In realistic PD clinical rehabilitation, VR training is not employed widely, mainly because mechanism of action of VR training in individuals with PD is unclear. and questions remain as to the duration of effect, as mentioned above [42]. On other hand, VR training still remain some limitations of real-word clinical application compared with traditional physical rehabilitation. Firstly, the cost of VR is high, and although the current study used a commercial VR, it costs more to build a specialized rehabilitation VR; secondly, there is currently no standardized VR rehabilitation protocol to guide rehabilitation physicians in clinical application, and the identification of standardized VR rehabilitation guidelines could help to promote the prevalence of VR application in clinical practice [43]. The possible adverse effects of VR training are also worth considering, such as vision loss, deafness, vertigo, and photosensitive epilepsy showed be made [44].

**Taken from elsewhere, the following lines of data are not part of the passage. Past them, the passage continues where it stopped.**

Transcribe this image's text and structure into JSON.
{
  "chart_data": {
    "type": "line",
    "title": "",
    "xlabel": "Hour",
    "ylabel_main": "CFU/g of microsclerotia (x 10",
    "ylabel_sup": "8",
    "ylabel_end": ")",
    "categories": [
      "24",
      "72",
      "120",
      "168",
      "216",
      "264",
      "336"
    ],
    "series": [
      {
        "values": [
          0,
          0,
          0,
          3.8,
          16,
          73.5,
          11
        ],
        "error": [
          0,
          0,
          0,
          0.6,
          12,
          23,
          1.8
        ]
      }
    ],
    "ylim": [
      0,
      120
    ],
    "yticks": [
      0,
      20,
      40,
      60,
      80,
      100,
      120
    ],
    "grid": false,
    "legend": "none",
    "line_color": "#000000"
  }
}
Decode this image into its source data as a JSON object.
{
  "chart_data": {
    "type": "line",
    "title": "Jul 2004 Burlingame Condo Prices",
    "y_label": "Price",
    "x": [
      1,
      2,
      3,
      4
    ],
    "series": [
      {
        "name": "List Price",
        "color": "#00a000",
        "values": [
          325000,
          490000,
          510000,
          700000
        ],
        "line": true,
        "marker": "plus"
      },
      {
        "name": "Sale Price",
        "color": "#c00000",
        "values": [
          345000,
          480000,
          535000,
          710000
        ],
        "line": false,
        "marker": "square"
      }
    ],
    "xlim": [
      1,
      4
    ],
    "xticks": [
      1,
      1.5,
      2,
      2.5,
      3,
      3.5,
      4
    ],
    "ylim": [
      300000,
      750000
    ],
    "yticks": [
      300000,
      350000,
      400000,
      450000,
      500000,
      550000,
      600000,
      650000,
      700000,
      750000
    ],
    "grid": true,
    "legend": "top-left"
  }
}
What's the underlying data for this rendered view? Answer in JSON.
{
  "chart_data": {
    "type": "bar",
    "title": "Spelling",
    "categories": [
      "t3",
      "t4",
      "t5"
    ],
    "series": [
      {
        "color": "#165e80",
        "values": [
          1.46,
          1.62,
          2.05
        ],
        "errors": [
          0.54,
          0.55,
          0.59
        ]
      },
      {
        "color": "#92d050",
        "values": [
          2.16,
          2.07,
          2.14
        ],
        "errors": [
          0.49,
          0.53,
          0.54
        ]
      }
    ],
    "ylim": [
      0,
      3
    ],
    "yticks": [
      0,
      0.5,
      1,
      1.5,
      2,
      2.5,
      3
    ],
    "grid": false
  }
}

The present study had several limitations. First, the study focused only on the currently available meta-analyses of RCTs. Second, data was not found pertaining to VR side effects. Third, this study did not directly assess the quality of all the associated studies in each meta-analysis but focused only on the quality of the included associated studies. Fourth, limitations in source data restricted determination of VR related effects on upper extremity executive ability and cognitive function. As well, there were no data on long-term outcomes. This may be because prolonged rehabilitation interventions make it difficult for individuals with PD to adhere to established schedules. As most individuals with PD patients are elderly attendance to follow-up visits may be more difficult to obtain. Fifth, heterogeneity was high from the analysis of our study. The reason for the higher heterogeneity may be the bias in the quality of the included meta-analyses, and more high-quality studies are needed for further observation in the future.

Conclusions

The current umbrella review identified improvements in balance, stride length, quality of life, and activity of daily living in PD patients after VR training. These results indicate that new types of VR training may be useful in rehabilitating individuals with PD. However, more long-term and large cohort clinical trials are needed to demonstrate the effects of VR training on outcomes such as psychological status and upper extremity motor performance.